Ein ernster Film am Rande des Nonsense
Es braucht nur eine Szene, bis der Zuschauer merkt: irgendwas läuft hier gewaltig schief! Und dabei weiß man irgendwie nicht, ob man lauthals Brüllen oder angesichts des dargebotenen Dilletantismus weinen soll. Am besten beides! Egal, was in The Room passiert, es ist unglaubwürdig, amateurhaft, zu sehr gewollt und zu keiner Zeit gekonnt. Herausgekommen ist ein Film, der so konfus ist, dass man des Öfteren ins Rätseln kommt, warum die Protagonisten gerade so handeln.

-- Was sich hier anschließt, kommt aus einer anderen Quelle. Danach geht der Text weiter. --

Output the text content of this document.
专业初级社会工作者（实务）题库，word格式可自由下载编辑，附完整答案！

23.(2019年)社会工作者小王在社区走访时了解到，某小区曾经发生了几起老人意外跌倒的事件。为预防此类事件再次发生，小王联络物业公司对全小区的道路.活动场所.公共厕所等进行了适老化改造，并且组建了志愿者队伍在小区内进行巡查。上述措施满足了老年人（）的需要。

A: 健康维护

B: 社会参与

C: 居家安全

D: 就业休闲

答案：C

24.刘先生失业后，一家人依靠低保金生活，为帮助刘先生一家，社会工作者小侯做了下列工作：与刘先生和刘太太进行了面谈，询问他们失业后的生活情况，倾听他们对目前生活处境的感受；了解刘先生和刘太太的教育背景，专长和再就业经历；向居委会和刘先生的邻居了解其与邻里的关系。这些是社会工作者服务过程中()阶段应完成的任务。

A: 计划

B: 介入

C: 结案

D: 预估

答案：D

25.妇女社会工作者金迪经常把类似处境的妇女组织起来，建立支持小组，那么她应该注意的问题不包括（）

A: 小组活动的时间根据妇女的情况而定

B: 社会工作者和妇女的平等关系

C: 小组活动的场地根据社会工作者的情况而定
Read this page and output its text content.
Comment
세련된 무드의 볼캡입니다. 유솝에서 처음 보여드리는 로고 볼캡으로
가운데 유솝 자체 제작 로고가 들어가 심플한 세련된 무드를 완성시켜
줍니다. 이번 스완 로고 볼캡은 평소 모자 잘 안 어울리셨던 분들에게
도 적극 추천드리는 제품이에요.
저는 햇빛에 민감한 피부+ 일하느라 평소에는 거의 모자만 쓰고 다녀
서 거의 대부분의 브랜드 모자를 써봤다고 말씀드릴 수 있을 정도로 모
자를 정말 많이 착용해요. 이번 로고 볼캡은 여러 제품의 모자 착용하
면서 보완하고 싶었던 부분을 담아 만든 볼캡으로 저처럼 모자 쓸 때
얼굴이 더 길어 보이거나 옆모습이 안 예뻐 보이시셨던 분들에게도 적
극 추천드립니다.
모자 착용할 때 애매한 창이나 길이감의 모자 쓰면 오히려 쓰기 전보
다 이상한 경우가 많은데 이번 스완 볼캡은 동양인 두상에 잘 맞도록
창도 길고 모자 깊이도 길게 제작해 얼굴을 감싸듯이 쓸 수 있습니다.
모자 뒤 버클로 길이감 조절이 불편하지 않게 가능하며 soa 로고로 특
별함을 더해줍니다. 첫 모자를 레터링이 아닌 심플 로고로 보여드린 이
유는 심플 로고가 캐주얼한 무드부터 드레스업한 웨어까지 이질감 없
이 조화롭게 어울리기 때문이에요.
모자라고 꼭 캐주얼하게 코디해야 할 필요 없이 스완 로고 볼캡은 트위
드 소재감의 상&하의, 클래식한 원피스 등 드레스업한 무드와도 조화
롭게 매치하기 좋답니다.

Dabei ist die Handlung so simpel, wie sie nur sein kann: ein klassisches Liebesdreieck zwischen einer Frau und zwei besten Freunden. Multitalent Tommy Wiseau (der nicht nur Hauptdarsteller ist, sondern sich auch für Regie, Drehbuch und Produktion verantwortlich zeichnet) versucht in seinen unfreiweillig urkomischen Szenen zu etablieren, wie herzzerreißend das doch alles ist. Dabei kann man die sich viel zu oft wiederholenden Aussagen an einer Hand abzählen: Johnny liebt Lisa, Lisa liebt jetzt Mark, Mark und Johnny sind beste Freunde.
Es ist einfach nur absurd, wie oft Wiseau fast identische Dialoge in seinem Film platziert, damit der Zuschauer auch ja kapiert, was hier vor sich geht. Dieser Fuchs! Doch Wiseau verkauft den Zuschauer zu keiner Zeit für dumm: er nimmt sich und sein Herzensfilm absolut ernst. Und das macht die Sache auch so ungeheuer unterhaltsam.
Desaströser Szenen-Eintopf
In The Room passieren nonstop groteske Dinge. Und immer wieder fragt man sich: Was zum Geier haben die sich dabei gedacht? Viele der Fragen, die dem Zuschauer unweigerlich in den Kopf schießen, werden auch nie erklärt. Warum spielen auf einmal vier Männer in Tuxedos Football auf der Straße? Wer ist der mysteriöse Psychologe, der plötzlich in Johnnys Wohnzimmer auftaucht und seine Binsenweisheiten von sich gibt? Wie gehetzt kann ein Einkauf im örtlichen Blumenladen eigentlich ablaufen? Was arbeitet Johnny denn genau? Was hat es mit dem “Scotchka” auf sich? Und wie viele Menschen stapfen täglich durch sein Haus? Es ist kein Wunder, dass das Internet längst knochenbrechende Trinkspiele zu diesem Kultstreifen erfunden hat.
Eine der faszinierendsten Szenen aus ‘The Room’. Wird das Drehbuch rückwärts gelesen?
Selbst dem größten Laien wird in jeder Szene klar, was der meisterliche Storyteller Tommy Wiseau damit etablieren möchte. Wenn Johnny und Mark Football spielen, wird die innige Freundschaft der beiden dargestellt. Wenn Lisa innerhalb von einer halben Stunde drei Mal mit verschiedenen Männern im Bett landet, ist ihre Rolle als leichtes Mädchen offensichtlich. Und wenn Johnny in seltsamen Dialogen seinem Schützling Denny Tipps über das Leben gibt, soll sein Charakter nicht nur als nahbarer Mentor, sondern zudem noch als fürsorgliche und verantwortungsvolle Figur gezeichnet werden.
Diese Szenen sind freilich so schlecht umgesetzt und oftmals so überflüssig, dass ihre gewollte Intention komplett untergraben wird. Macht aber nichts: der gewiefte Zuschauer versteht natürlich auch so, was uns Wiseau damit verklickern will.
Schauspiel, hölzern wie ein Wandschrank
Neben einem minimalistischen Szenenbild, absolut überflüssigen Greenscreen-Szenen und einer katastrophalen Kameraführung ist es vor allem das – im wahrsten Sinne – einzigartige Schauspiel, was The Room so furchtbar (großartig) macht. Tommy Wiseau hat offensichtlich minimalen bis keinen Aufwand in die Führung seiner Akteure gesteckt. Nicht nur ist das Casting ein einziges Missgeschick, die Charaktere treten auch in den Szenen auf und ab, als seien sie im Theater.